YEREVAN (Combined Sources)—Armenia has already made all the compromises possible in talks with Azerbaijan and there are no plans for new ones, said presidential aide Garnik Isagulyan at a press conference Thursday.
“The meeting in Kazan proved that the position of the Armenian President on Karabakh issue is firm, and it is senseless to expect unilateral concessions from Armenia,” said Isagulyan.
He explained that the compromises already made by Armenia, as the winning side of the war, are not being comprehended by Azerbaijan, which continues to put forth new demands and amendments to the peace principles. He also said that Azerbaijan’s delay tactics are useless.

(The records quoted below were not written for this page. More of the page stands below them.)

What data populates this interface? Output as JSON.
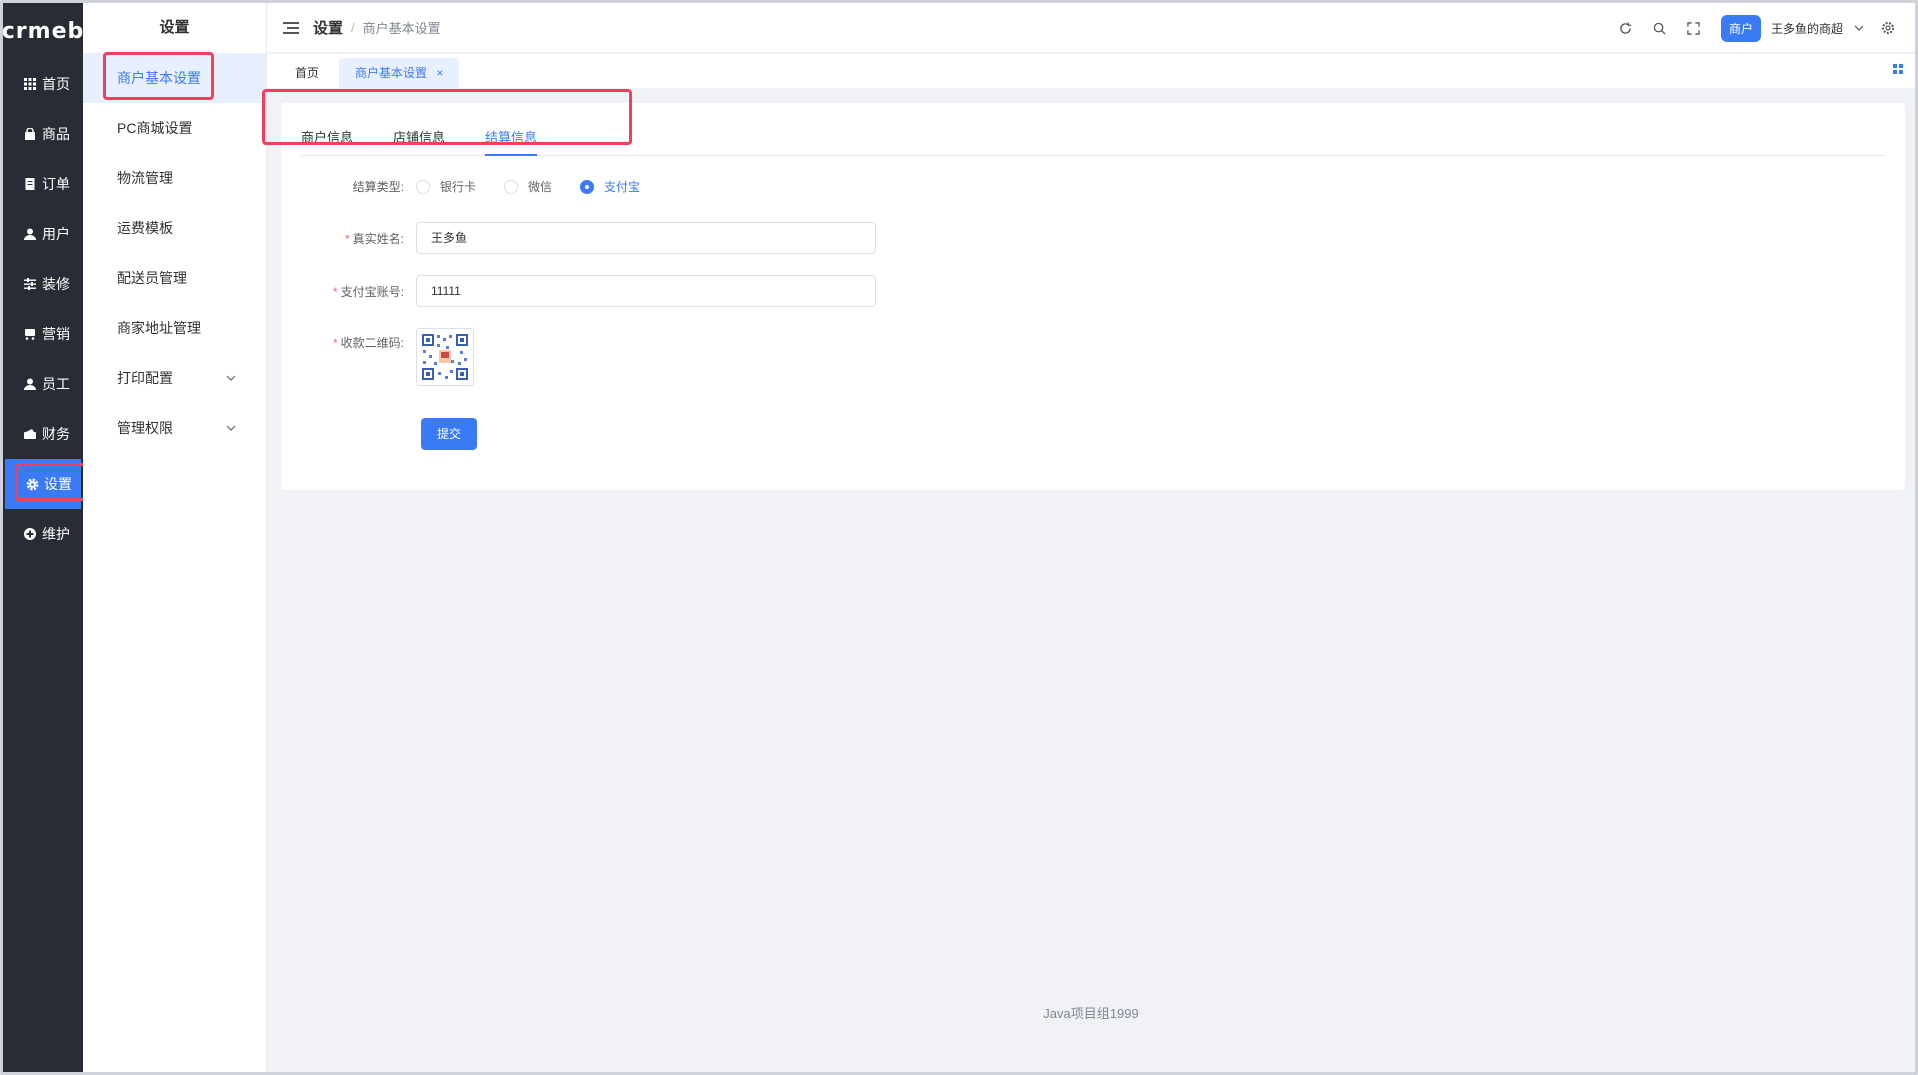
{
  "rail": {
    "logo": "crmeb",
    "items": [
      {
        "label": "首页",
        "icon": "grid-icon"
      },
      {
        "label": "商品",
        "icon": "bag-icon"
      },
      {
        "label": "订单",
        "icon": "document-icon"
      },
      {
        "label": "用户",
        "icon": "user-icon"
      },
      {
        "label": "装修",
        "icon": "sliders-icon"
      },
      {
        "label": "营销",
        "icon": "cart-icon"
      },
      {
        "label": "员工",
        "icon": "staff-icon"
      },
      {
        "label": "财务",
        "icon": "wallet-icon"
      },
      {
        "label": "设置",
        "icon": "gear-icon"
      },
      {
        "label": "维护",
        "icon": "plus-circle-icon"
      }
    ]
  },
  "side": {
    "title": "设置",
    "items": [
      {
        "label": "商户基本设置"
      },
      {
        "label": "PC商城设置"
      },
      {
        "label": "物流管理"
      },
      {
        "label": "运费模板"
      },
      {
        "label": "配送员管理"
      },
      {
        "label": "商家地址管理"
      },
      {
        "label": "打印配置"
      },
      {
        "label": "管理权限"
      }
    ]
  },
  "header": {
    "breadcrumb_root": "设置",
    "breadcrumb_sep": "/",
    "breadcrumb_current": "商户基本设置",
    "role_badge": "商户",
    "user_name": "王多鱼的商超"
  },
  "page_tabs": [
    {
      "label": "首页"
    },
    {
      "label": "商户基本设置",
      "close": "×"
    }
  ],
  "content_tabs": [
    {
      "label": "商户信息"
    },
    {
      "label": "店铺信息"
    },
    {
      "label": "结算信息"
    }
  ],
  "form": {
    "settlement_label": "结算类型:",
    "options": [
      "银行卡",
      "微信",
      "支付宝"
    ],
    "selected": "支付宝",
    "real_name_label": "真实姓名:",
    "real_name_value": "王多鱼",
    "alipay_label": "支付宝账号:",
    "alipay_value": "11111",
    "qr_label": "收款二维码:",
    "required_mark": "*",
    "submit_label": "提交"
  },
  "footer": "Java项目组1999",
  "colors": {
    "accent": "#3a7af5",
    "rail_bg": "#282c34",
    "highlight": "#f2405c"
  }
}
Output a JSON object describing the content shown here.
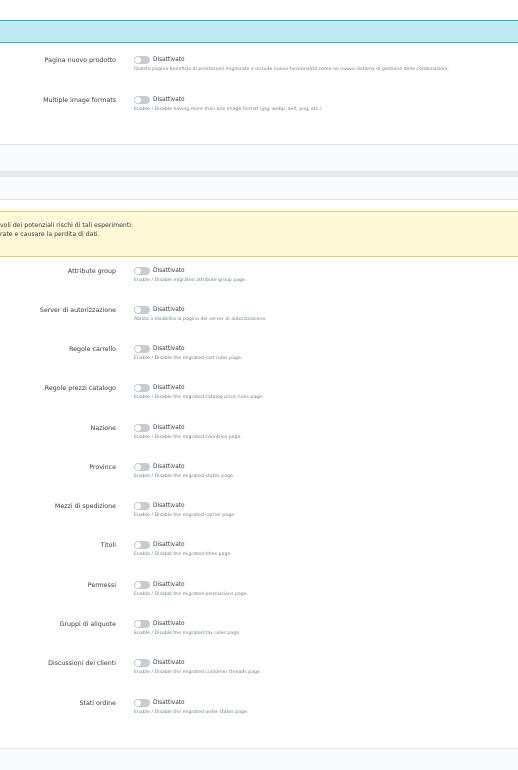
{
  "top_section": {
    "rows": [
      {
        "label": "Pagina nuovo prodotto",
        "state": "Disattivato",
        "help": "Questa pagina beneficia di prestazioni migliorate e include nuove funzionalità come un nuovo sistema di gestione delle combinazioni."
      },
      {
        "label": "Multiple image formats",
        "state": "Disattivato",
        "help": "Enable / Disable having more than one image format (jpg, webp, avif, png, etc.)"
      }
    ]
  },
  "warning": {
    "line1": "voli dei potenziali rischi di tali esperimenti:",
    "line2": "rate e causare la perdita di dati."
  },
  "migrated_pages": {
    "rows": [
      {
        "label": "Attribute group",
        "state": "Disattivato",
        "help": "Enable / Disable migrated attribute group page."
      },
      {
        "label": "Server di autorizzazione",
        "state": "Disattivato",
        "help": "Abilita o disabilita la pagina del server di autorizzazione."
      },
      {
        "label": "Regole carrello",
        "state": "Disattivato",
        "help": "Enable / Disable the migrated cart rules page."
      },
      {
        "label": "Regole prezzi catalogo",
        "state": "Disattivato",
        "help": "Enable / Disable the migrated catalog price rules page."
      },
      {
        "label": "Nazione",
        "state": "Disattivato",
        "help": "Enable / Disable the migrated countries page."
      },
      {
        "label": "Province",
        "state": "Disattivato",
        "help": "Enable / Disable the migrated states page."
      },
      {
        "label": "Mezzi di spedizione",
        "state": "Disattivato",
        "help": "Enable / Disable the migrated carrier page."
      },
      {
        "label": "Titoli",
        "state": "Disattivato",
        "help": "Enable / Disable the migrated titles page."
      },
      {
        "label": "Permessi",
        "state": "Disattivato",
        "help": "Enable / Disable the migrated permissions page."
      },
      {
        "label": "Gruppi di aliquote",
        "state": "Disattivato",
        "help": "Enable / Disable the migrated tax rules page."
      },
      {
        "label": "Discussioni dei clienti",
        "state": "Disattivato",
        "help": "Enable / Disable the migrated customer threads page."
      },
      {
        "label": "Stati ordine",
        "state": "Disattivato",
        "help": "Enable / Disable the migrated order states page."
      }
    ]
  }
}
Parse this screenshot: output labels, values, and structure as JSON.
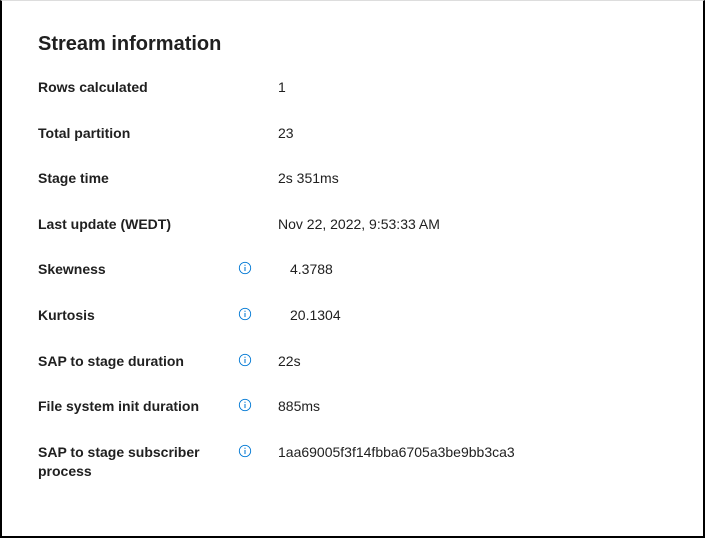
{
  "title": "Stream information",
  "rows": {
    "rows_calculated": {
      "label": "Rows calculated",
      "value": "1"
    },
    "total_partition": {
      "label": "Total partition",
      "value": "23"
    },
    "stage_time": {
      "label": "Stage time",
      "value": "2s 351ms"
    },
    "last_update": {
      "label": "Last update (WEDT)",
      "value": "Nov 22, 2022, 9:53:33 AM"
    },
    "skewness": {
      "label": "Skewness",
      "value": "4.3788"
    },
    "kurtosis": {
      "label": "Kurtosis",
      "value": "20.1304"
    },
    "sap_stage_duration": {
      "label": "SAP to stage duration",
      "value": "22s"
    },
    "fs_init_duration": {
      "label": "File system init duration",
      "value": "885ms"
    },
    "sap_subscriber_process": {
      "label": "SAP to stage subscriber process",
      "value": "1aa69005f3f14fbba6705a3be9bb3ca3"
    }
  }
}
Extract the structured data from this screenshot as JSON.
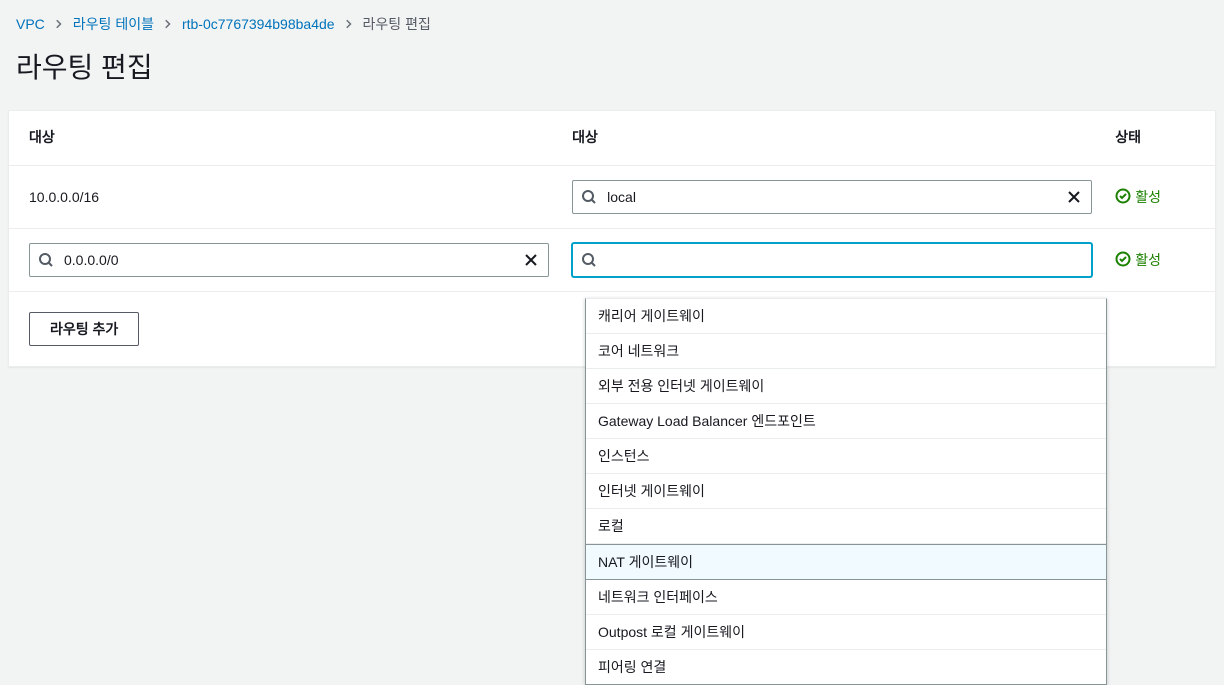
{
  "breadcrumb": {
    "items": [
      {
        "label": "VPC",
        "link": true
      },
      {
        "label": "라우팅 테이블",
        "link": true
      },
      {
        "label": "rtb-0c7767394b98ba4de",
        "link": true
      },
      {
        "label": "라우팅 편집",
        "link": false
      }
    ]
  },
  "page": {
    "title": "라우팅 편집"
  },
  "table": {
    "headers": {
      "destination": "대상",
      "target": "대상",
      "status": "상태"
    },
    "rows": [
      {
        "destination_value": "10.0.0.0/16",
        "destination_is_input": false,
        "target_value": "local",
        "status_label": "활성"
      },
      {
        "destination_value": "0.0.0.0/0",
        "destination_is_input": true,
        "target_value": "",
        "target_focused": true,
        "status_label": "활성"
      }
    ]
  },
  "buttons": {
    "add_route": "라우팅 추가"
  },
  "dropdown": {
    "options": [
      {
        "label": "캐리어 게이트웨이",
        "highlighted": false
      },
      {
        "label": "코어 네트워크",
        "highlighted": false
      },
      {
        "label": "외부 전용 인터넷 게이트웨이",
        "highlighted": false
      },
      {
        "label": "Gateway Load Balancer 엔드포인트",
        "highlighted": false
      },
      {
        "label": "인스턴스",
        "highlighted": false
      },
      {
        "label": "인터넷 게이트웨이",
        "highlighted": false
      },
      {
        "label": "로컬",
        "highlighted": false
      },
      {
        "label": "NAT 게이트웨이",
        "highlighted": true
      },
      {
        "label": "네트워크 인터페이스",
        "highlighted": false
      },
      {
        "label": "Outpost 로컬 게이트웨이",
        "highlighted": false
      },
      {
        "label": "피어링 연결",
        "highlighted": false
      }
    ]
  }
}
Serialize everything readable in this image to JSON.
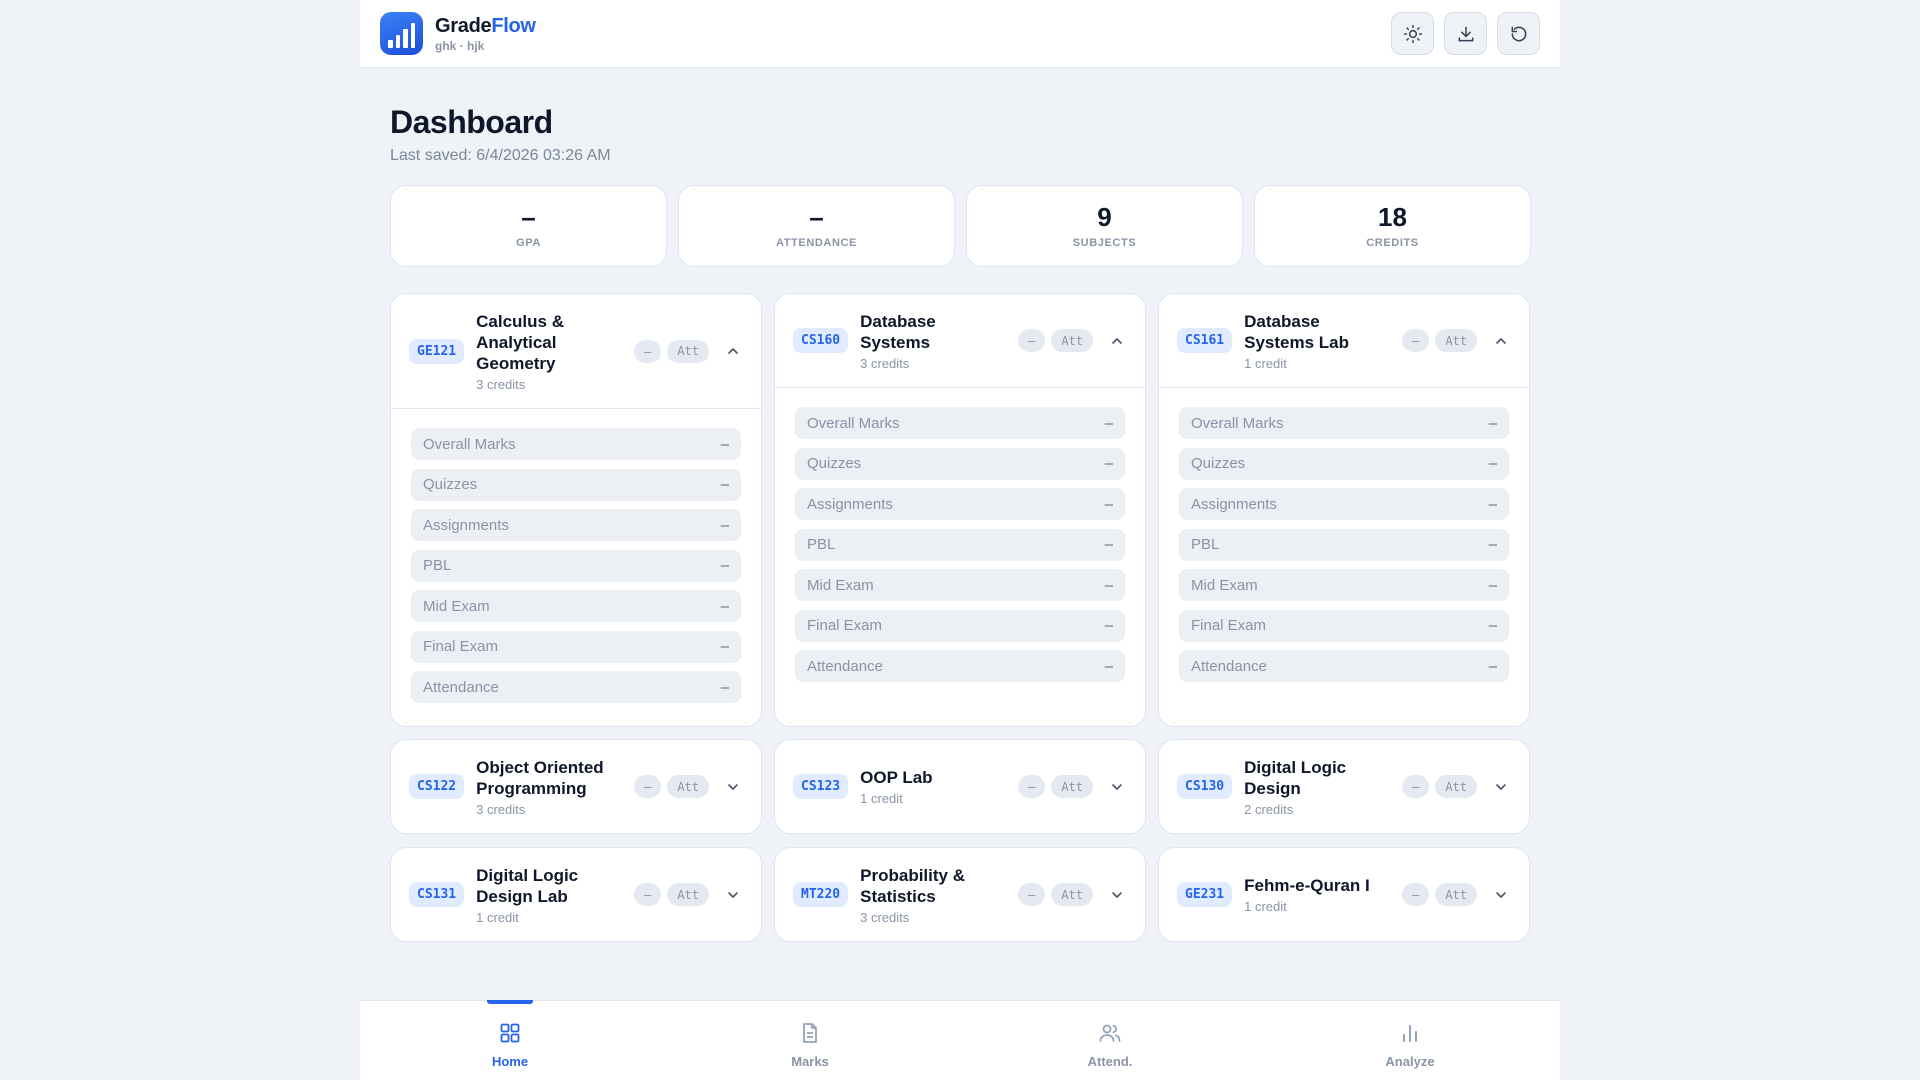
{
  "app": {
    "brand_part1": "Grade",
    "brand_part2": "Flow",
    "subtitle": "ghk · hjk"
  },
  "header_actions": [
    "sun-icon",
    "download-icon",
    "reset-icon"
  ],
  "page": {
    "title": "Dashboard",
    "last_saved": "Last saved: 6/4/2026 03:26 AM"
  },
  "stats": [
    {
      "value": "–",
      "label": "GPA"
    },
    {
      "value": "–",
      "label": "ATTENDANCE"
    },
    {
      "value": "9",
      "label": "SUBJECTS"
    },
    {
      "value": "18",
      "label": "CREDITS"
    }
  ],
  "subject_pill": {
    "grade": "–",
    "att": "Att"
  },
  "subjects": [
    {
      "code": "GE121",
      "name": "Calculus & Analytical Geometry",
      "credits": "3 credits",
      "expanded": true
    },
    {
      "code": "CS160",
      "name": "Database Systems",
      "credits": "3 credits",
      "expanded": true
    },
    {
      "code": "CS161",
      "name": "Database Systems Lab",
      "credits": "1 credit",
      "expanded": true
    },
    {
      "code": "CS122",
      "name": "Object Oriented Programming",
      "credits": "3 credits",
      "expanded": false
    },
    {
      "code": "CS123",
      "name": "OOP Lab",
      "credits": "1 credit",
      "expanded": false
    },
    {
      "code": "CS130",
      "name": "Digital Logic Design",
      "credits": "2 credits",
      "expanded": false
    },
    {
      "code": "CS131",
      "name": "Digital Logic Design Lab",
      "credits": "1 credit",
      "expanded": false
    },
    {
      "code": "MT220",
      "name": "Probability & Statistics",
      "credits": "3 credits",
      "expanded": false
    },
    {
      "code": "GE231",
      "name": "Fehm-e-Quran I",
      "credits": "1 credit",
      "expanded": false
    }
  ],
  "components": [
    "Overall Marks",
    "Quizzes",
    "Assignments",
    "PBL",
    "Mid Exam",
    "Final Exam",
    "Attendance"
  ],
  "component_value": "–",
  "nav": [
    {
      "label": "Home",
      "icon": "grid-icon",
      "active": true
    },
    {
      "label": "Marks",
      "icon": "document-icon",
      "active": false
    },
    {
      "label": "Attend.",
      "icon": "users-icon",
      "active": false
    },
    {
      "label": "Analyze",
      "icon": "bar-chart-icon",
      "active": false
    }
  ],
  "colors": {
    "accent": "#2563eb",
    "background": "#eef2f7",
    "muted_text": "#8a94a6"
  }
}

“We made compromises before 1995 and in 1998, and it would not be right to make compromises today and expect Azerbaijan to change its position,” said Isagulyan.
“Now we need to demonstrate to the international community that Armenia is not about to make any more compromises, since none of the ones that have been made have softened Azerbaijan’s position or its military rhetoric,” added Isagulyan.
Isagulyan enumerated what he said were major compromises already made by Armenia, among them Armenia refraining from recognizing the independence of the Nagorno-Karabakh Republic and not including the people of Karabakh in Armenian elections, despite the fact that in Soviet times Karabakh was represented by 11 representatives in Armenia’s Supreme Council.
The main elements Isagulyan emphasized were Karabakh’s not being involved in the negotiation process and having Armenia represent its interests.
Isagoulian said without Karabakh’s participation, the negotiations become symbolic. He stressed that the most important issue in the talks is determining Karabakh’s status.
“All meetings, talks and visits will be of advisory character unless Nagorno Karabakh becomes party to the talks. Karabakh must return to the bargaining table as a full party to the talks,” he said.
Isagulyan said the since the collapse of the Soviet Union, Azerbaijan has received more military than Armenia, Georgia and Nagorno-Karabakh combined
“Azerbaijan had 458 tanks, 1264 armored cars, 395 units of artillery, 63 rockets, 53 military and 52 training planes before 1993 unlike Armenia, but Armenia won the war,” he explained.
In discussing Azerbaijan’s increased military spending, Isagulyan stressed it does not mean anything, as weapons are not the most important thing in a war.
“If Azerbaijan resorts to military operations, it will mourn the loss of new territories,” he emphasized.